Bell Spur - Backroads Tour

By Bob Heafner © 1984-2012

Issue: May, 1984

This month’s tour requires less than two hours and it’s only 21.4 miles from start to finish. We will start at the intersection of US 58 Business and the Blue Ridge Parkway at Meadows of Dan, Virginia.

BACKROADS tours always make a complete loop back to the point where we started. The underlined numbers at the beginning of each paragraph indicate the total number of miles we've traveled from our point of beginning. The numbers in parenthesis ( ) indicate the distance from the last point of interest that we passed.

This month’s tour passes through an especially beautiful section of Carroll and Patrick Counties in Virginia. Enjoy!

00.0 (0.0) Starting on US Highway 58 Business at the Blue Ridge Parkway overpass in Meadows of Dan, Virginia we will head west on US Highway 58 Business towards Hillsville, Virginia.

01.7 (1.7) The mountain to our right is Turnip Patch Ridge.

02.4 (0.7) Here we enter Floyd County and leave Patrick.

04.1 (1.7) Here we enter Carroll County and leave Floyd.

04.3 (0.2) We will turn left here onto state road 610. The old building on the corner was once Terry’s Mill.

04.7 (0.4) Here we turn right onto state road 634 (gravel) towards Little Mountain Archery Club. This is the old Laurel Fork Road. It was one of the main roads from Mayberry to Laurel Fork in days gone by.

05.4 (0.7) The old Silver Valley School once stood here to our right.

05.5 (0.1) The ridge to our left is Big Stone Mountain.

05.9 (0.4) At this stop sign, we turn left onto state road 618.

06.3 (0.4) Stone Mountain creek is in the meadow to our left. It has been known to harbor native trout.

06.5 (0.2) This beautiful farm is the Stanley family dairy.

07.2 (0.7) We turn left at this stop sign onto state road 638.

07.4 (0.2) This beautiful golf course on our right is the Olde Mill Golf Course. It is rated among the best by many golfers and it is certainly picturesque.

09.0 (1.6) The old Pine Knot School is on our right at this point.

09.1 (0.1) The country store on our left is owned and operated by the Kimble family. They are a well known and talented musical family.

10.0 (0.9) The Dry Ridge Restaurant is on our right.

10.2 (0.2) This small old building on our left is the old Culler’s Store.

10.3 (0.1) Here we pass under the Blue Ridge Parkway.

10.4 (0.1) Here we enter Patrick County, leave Carroll County.

11.1 (0.7) Turn right at this point onto state road 608.

11.3 (0.2) Here we cross the headwaters of the Ararat River. On the right is a heart shaped pool that has been used for many years as the Bell Spur Church baptizing pool.

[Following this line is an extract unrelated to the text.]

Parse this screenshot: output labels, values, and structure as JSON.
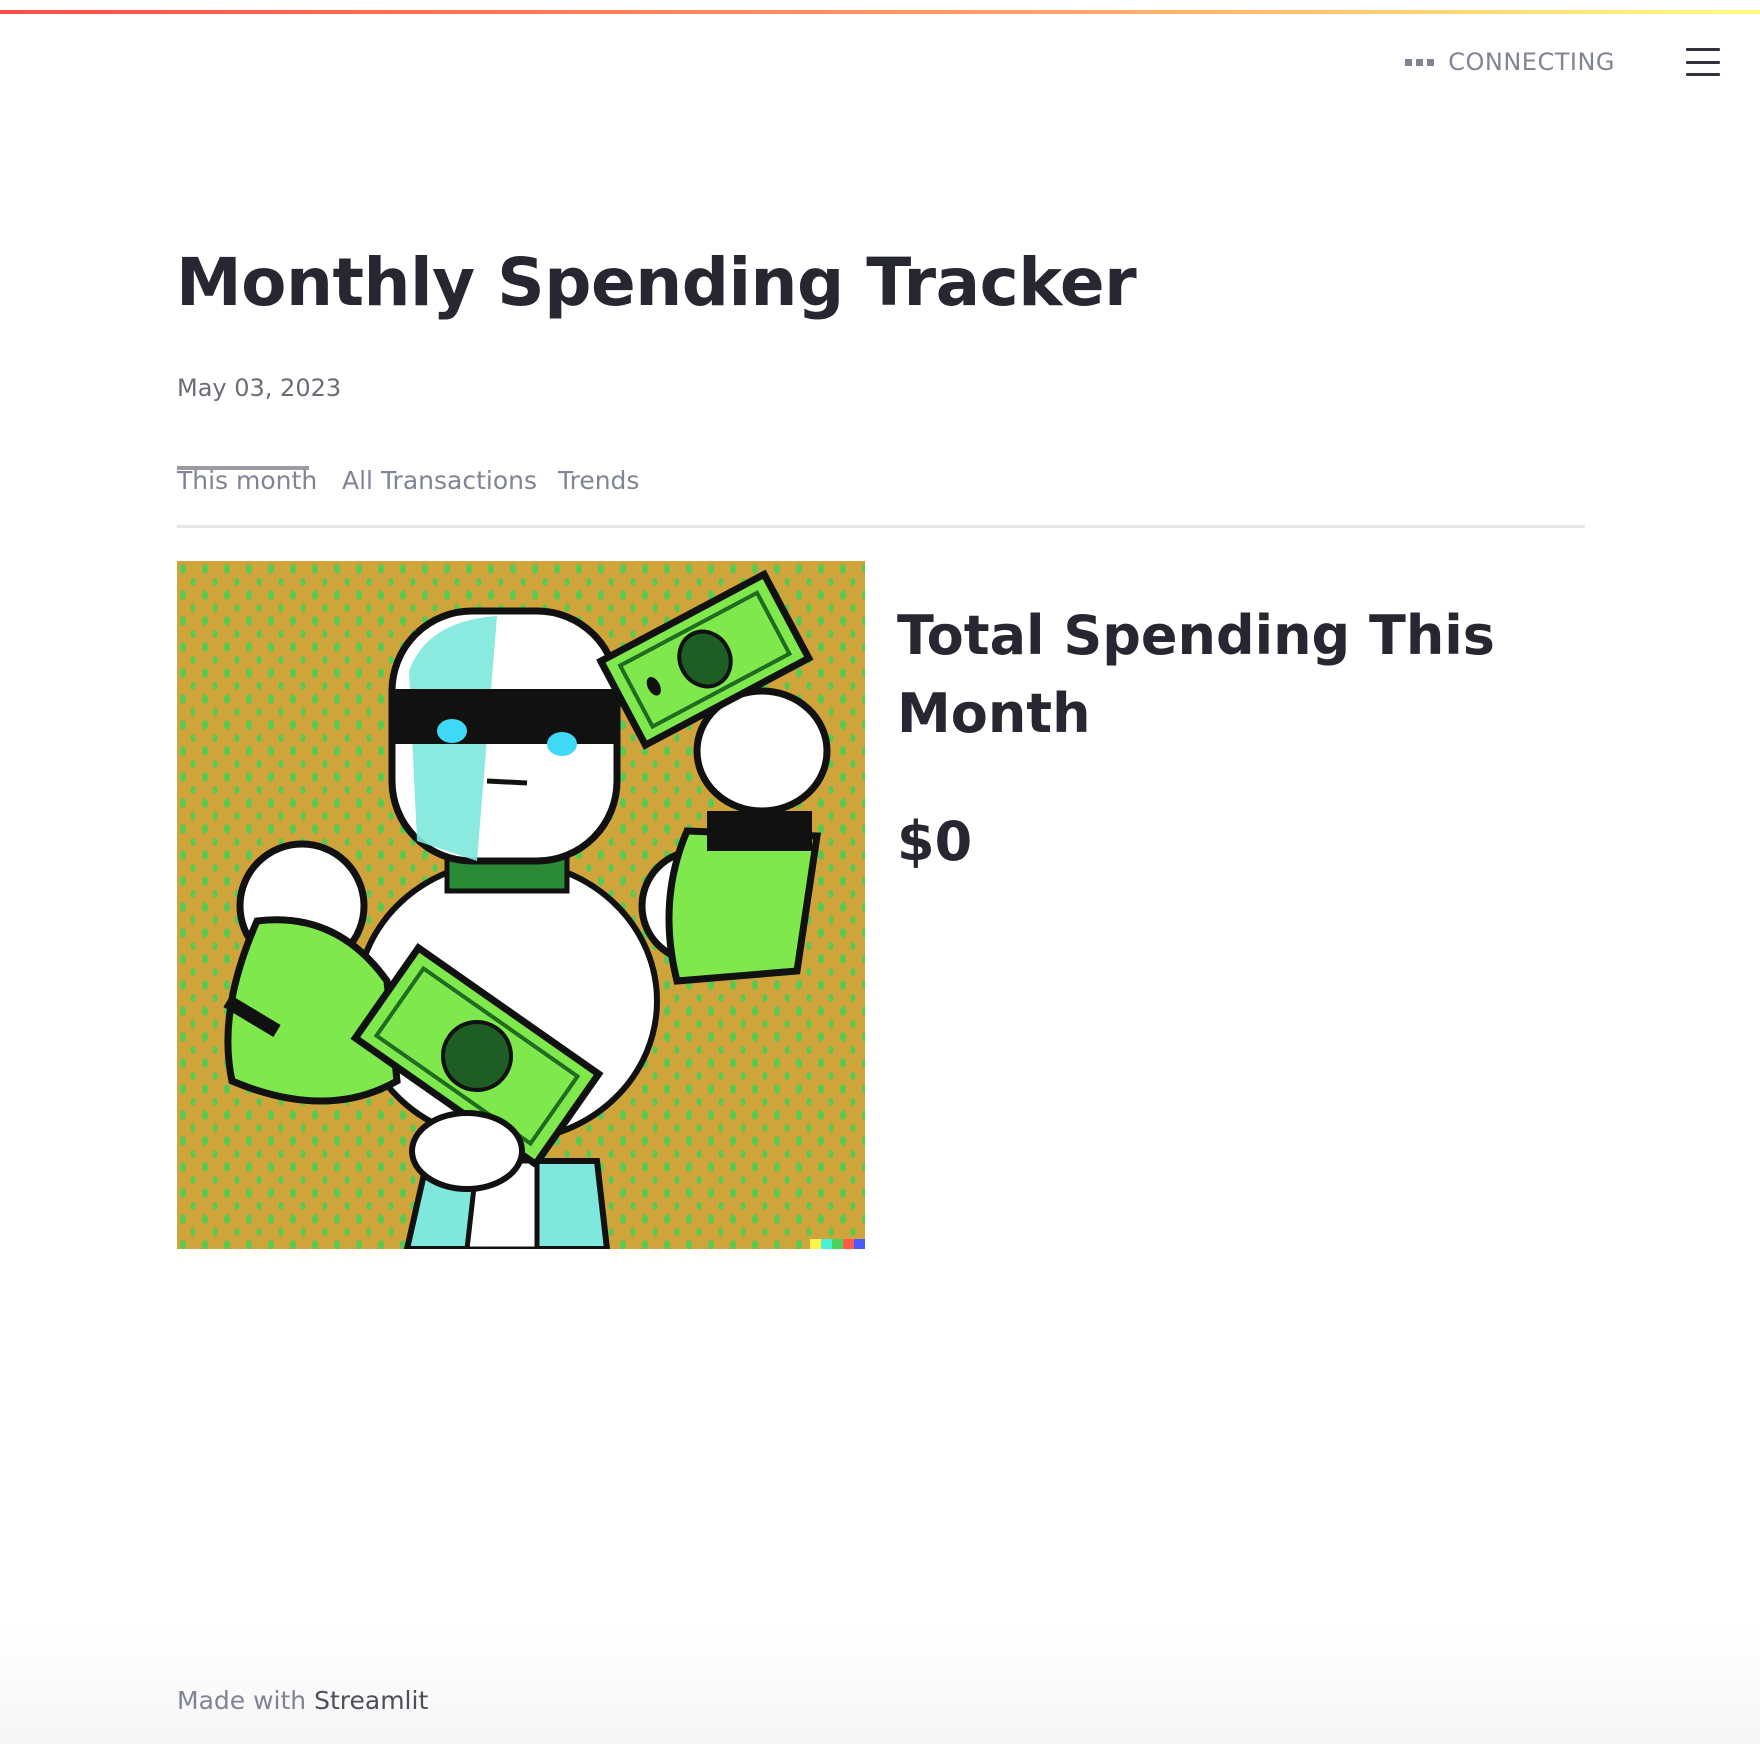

11.4 (0.1) The old Bell Spur School once stood up in the field to our right. 84 year old Coy O. Yeatts remembers voting here for the very first time in “1920 or 21.” It was the first election after he turned 21 years old.

12.0 (0.6) There is a beautiful old homeplace on our right.

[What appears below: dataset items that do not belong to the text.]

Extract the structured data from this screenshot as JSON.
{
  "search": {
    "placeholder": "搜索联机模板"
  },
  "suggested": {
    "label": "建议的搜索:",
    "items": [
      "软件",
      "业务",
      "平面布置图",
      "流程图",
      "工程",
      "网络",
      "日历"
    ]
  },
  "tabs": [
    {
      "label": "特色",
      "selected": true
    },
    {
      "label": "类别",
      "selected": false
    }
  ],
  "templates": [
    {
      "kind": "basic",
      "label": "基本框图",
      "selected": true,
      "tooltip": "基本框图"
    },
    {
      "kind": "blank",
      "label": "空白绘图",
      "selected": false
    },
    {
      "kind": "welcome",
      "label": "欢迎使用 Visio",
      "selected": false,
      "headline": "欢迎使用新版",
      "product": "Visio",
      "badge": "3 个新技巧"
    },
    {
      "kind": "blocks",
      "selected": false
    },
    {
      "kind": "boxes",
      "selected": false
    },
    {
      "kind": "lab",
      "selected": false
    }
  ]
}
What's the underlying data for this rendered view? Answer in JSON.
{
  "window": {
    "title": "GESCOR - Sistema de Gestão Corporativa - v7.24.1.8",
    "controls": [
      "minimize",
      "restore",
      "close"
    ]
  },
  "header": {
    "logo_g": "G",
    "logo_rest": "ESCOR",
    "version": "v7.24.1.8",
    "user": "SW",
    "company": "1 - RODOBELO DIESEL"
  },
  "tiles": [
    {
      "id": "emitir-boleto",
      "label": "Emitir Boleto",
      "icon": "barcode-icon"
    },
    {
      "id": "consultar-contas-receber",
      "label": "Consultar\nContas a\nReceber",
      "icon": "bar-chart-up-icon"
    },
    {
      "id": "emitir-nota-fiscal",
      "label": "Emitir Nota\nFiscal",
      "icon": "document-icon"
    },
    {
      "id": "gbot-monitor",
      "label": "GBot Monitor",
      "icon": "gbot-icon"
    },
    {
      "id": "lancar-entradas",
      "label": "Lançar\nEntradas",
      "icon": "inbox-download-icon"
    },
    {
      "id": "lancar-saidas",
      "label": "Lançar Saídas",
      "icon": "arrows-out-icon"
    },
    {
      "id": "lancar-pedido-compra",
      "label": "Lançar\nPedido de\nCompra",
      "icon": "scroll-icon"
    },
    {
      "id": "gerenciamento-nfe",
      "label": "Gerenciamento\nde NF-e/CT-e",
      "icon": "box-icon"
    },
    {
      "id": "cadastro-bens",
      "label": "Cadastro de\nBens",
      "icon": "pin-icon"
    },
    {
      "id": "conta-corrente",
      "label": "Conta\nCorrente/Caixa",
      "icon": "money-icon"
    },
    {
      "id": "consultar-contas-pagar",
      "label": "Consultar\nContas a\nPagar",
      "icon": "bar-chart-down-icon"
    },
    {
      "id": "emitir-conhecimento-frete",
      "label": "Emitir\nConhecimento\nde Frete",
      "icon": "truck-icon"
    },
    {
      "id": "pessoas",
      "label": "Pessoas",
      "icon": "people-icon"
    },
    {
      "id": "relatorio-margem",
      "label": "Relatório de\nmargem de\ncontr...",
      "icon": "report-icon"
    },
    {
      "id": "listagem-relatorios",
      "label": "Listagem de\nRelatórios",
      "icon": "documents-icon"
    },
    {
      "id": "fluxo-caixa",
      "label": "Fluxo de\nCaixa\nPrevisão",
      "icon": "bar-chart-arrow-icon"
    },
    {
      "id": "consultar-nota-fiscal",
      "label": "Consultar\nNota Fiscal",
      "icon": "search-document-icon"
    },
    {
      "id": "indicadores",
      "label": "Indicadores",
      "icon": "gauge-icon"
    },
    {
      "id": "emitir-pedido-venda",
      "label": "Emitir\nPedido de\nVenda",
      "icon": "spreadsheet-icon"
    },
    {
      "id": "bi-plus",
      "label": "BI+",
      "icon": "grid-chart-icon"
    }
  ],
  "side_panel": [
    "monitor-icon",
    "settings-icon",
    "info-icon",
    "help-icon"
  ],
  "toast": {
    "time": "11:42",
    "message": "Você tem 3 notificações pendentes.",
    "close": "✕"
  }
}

12.3 (0.3) The farm on the left belongs to the Painter family. A little later on in the season they usually offer cabbage, pumpkins and other produce for sale here.

12.5 (0.2) We will turn right, towards the Blue Ridge Parkway just past the small cemetery on the right.

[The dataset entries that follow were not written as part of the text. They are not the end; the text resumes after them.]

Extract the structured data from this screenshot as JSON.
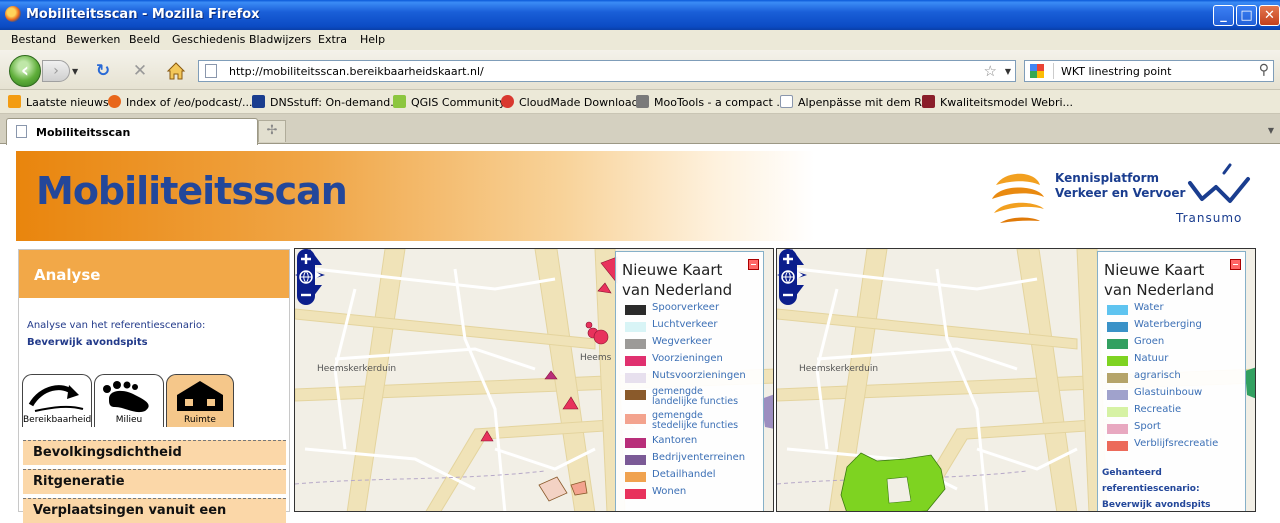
{
  "window": {
    "title": "Mobiliteitsscan - Mozilla Firefox"
  },
  "menu": [
    "Bestand",
    "Bewerken",
    "Beeld",
    "Geschiedenis",
    "Bladwijzers",
    "Extra",
    "Help"
  ],
  "nav": {
    "url": "http://mobiliteitsscan.bereikbaarheidskaart.nl/",
    "search": "WKT linestring point"
  },
  "bookmarks": [
    {
      "label": "Laatste nieuws",
      "color": "#f39c12"
    },
    {
      "label": "Index of /eo/podcast/...",
      "color": "#e8661a"
    },
    {
      "label": "DNSstuff: On-demand...",
      "color": "#1a3d8f"
    },
    {
      "label": "QGIS Community",
      "color": "#8cc63f"
    },
    {
      "label": "CloudMade Downloads",
      "color": "#d9382f"
    },
    {
      "label": "MooTools - a compact ...",
      "color": "#7a7a7a"
    },
    {
      "label": "Alpenpässe mit dem R...",
      "color": "#ffffff"
    },
    {
      "label": "Kwaliteitsmodel Webri...",
      "color": "#8a1e2a"
    }
  ],
  "tab": {
    "label": "Mobiliteitsscan"
  },
  "banner": {
    "title": "Mobiliteitsscan",
    "kp_line1": "Kennisplatform",
    "kp_line2": "Verkeer en Vervoer",
    "transumo": "Transumo"
  },
  "sidebar": {
    "header": "Analyse",
    "subtitle": "Analyse van het referentiescenario:",
    "scenario": "Beverwijk avondspits",
    "tabs": [
      "Bereikbaarheid",
      "Milieu",
      "Ruimte"
    ],
    "items": [
      "Bevolkingsdichtheid",
      "Ritgeneratie",
      "Verplaatsingen vanuit een"
    ]
  },
  "map1": {
    "place": "Heemskerkerduin",
    "place2": "Heems",
    "legend_title_1": "Nieuwe Kaart",
    "legend_title_2": "van Nederland",
    "items": [
      {
        "label": "Spoorverkeer",
        "color": "#2b2b2b"
      },
      {
        "label": "Luchtverkeer",
        "color": "#d8f4f6"
      },
      {
        "label": "Wegverkeer",
        "color": "#9c9a98"
      },
      {
        "label": "Voorzieningen",
        "color": "#e0306f"
      },
      {
        "label": "Nutsvoorzieningen",
        "color": "#e7e0ee"
      },
      {
        "label": "gemengde landelijke functies",
        "color": "#8a5a2b"
      },
      {
        "label": "gemengde stedelijke functies",
        "color": "#f3a38e"
      },
      {
        "label": "Kantoren",
        "color": "#b82e7a"
      },
      {
        "label": "Bedrijventerreinen",
        "color": "#7b5a96"
      },
      {
        "label": "Detailhandel",
        "color": "#f0a24f"
      },
      {
        "label": "Wonen",
        "color": "#e8325c"
      }
    ]
  },
  "map2": {
    "place": "Heemskerkerduin",
    "legend_title_1": "Nieuwe Kaart",
    "legend_title_2": "van Nederland",
    "items": [
      {
        "label": "Water",
        "color": "#5fc4f0"
      },
      {
        "label": "Waterberging",
        "color": "#3a92c8"
      },
      {
        "label": "Groen",
        "color": "#32a060"
      },
      {
        "label": "Natuur",
        "color": "#7ed321"
      },
      {
        "label": "agrarisch",
        "color": "#b5a46a"
      },
      {
        "label": "Glastuinbouw",
        "color": "#a0a2cc"
      },
      {
        "label": "Recreatie",
        "color": "#d6f2a4"
      },
      {
        "label": "Sport",
        "color": "#e8a8c0"
      },
      {
        "label": "Verblijfsrecreatie",
        "color": "#ec6a5a"
      }
    ],
    "note_1": "Gehanteerd",
    "note_2": "referentiescenario:",
    "note_3": "Beverwijk avondspits"
  }
}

12.6 (0.1) Turn right onto the Blue Ridge Parkway. We will be heading north. At this point we will be between Parkway milepost 186 and 187.

18.6 (6.0) Mayberry Trading Post is on our right.

18.9 (0.3) Mayberry Presbyterian Church is on our right. There is one lone grave at this church. It is the final resting place of Samuel Cephas Scott. He donated the land for the church and was the first to be buried in the cemetery. Mr. Scott died on August 17, 1926. At one time, he owned and operated Mayberry Trading Post. The church was about halfway between his home and the store. When the Blue Ridge Parkway was being built, permission was asked to move his grave out of the Parkway right of way. The family refused. Mr. Scott’s daughter, Mrs. Prentis Reynolds of Martinsville, Virginia recalls walking home with her father from the store on summer evenings. Taking her by the hand, he would walk through the woods where his grave and the Blue Ridge Parkway is now. It was out of the way but he loved to hear the whippoorwills calling along the woods path at sundown. The decision was made that he would remain in the place that he loved, destined to be the only grave ever at Mayberry Church.

19.8 (0.9) After crossing Round Meadow (Creek) Bridge, there is parking space on the left. A beautiful trail winds down to Round Meadow Creek from this pull over. It is a well marked Park Service trail and well worth the 30 minutes it requires.

21.4 (1.6) Here we turn right off of the Blue Ridge Parkway onto the exit ramp leading to US 58 Business and Meadows of Dan, Virginia. We are back to our point of beginning.

We hope you have time to bring along a picnic lunch or dangle your toes in Mayberry or Round Meadow Creek. This is a wonderful place to settle back, relax and enjoy the mountains.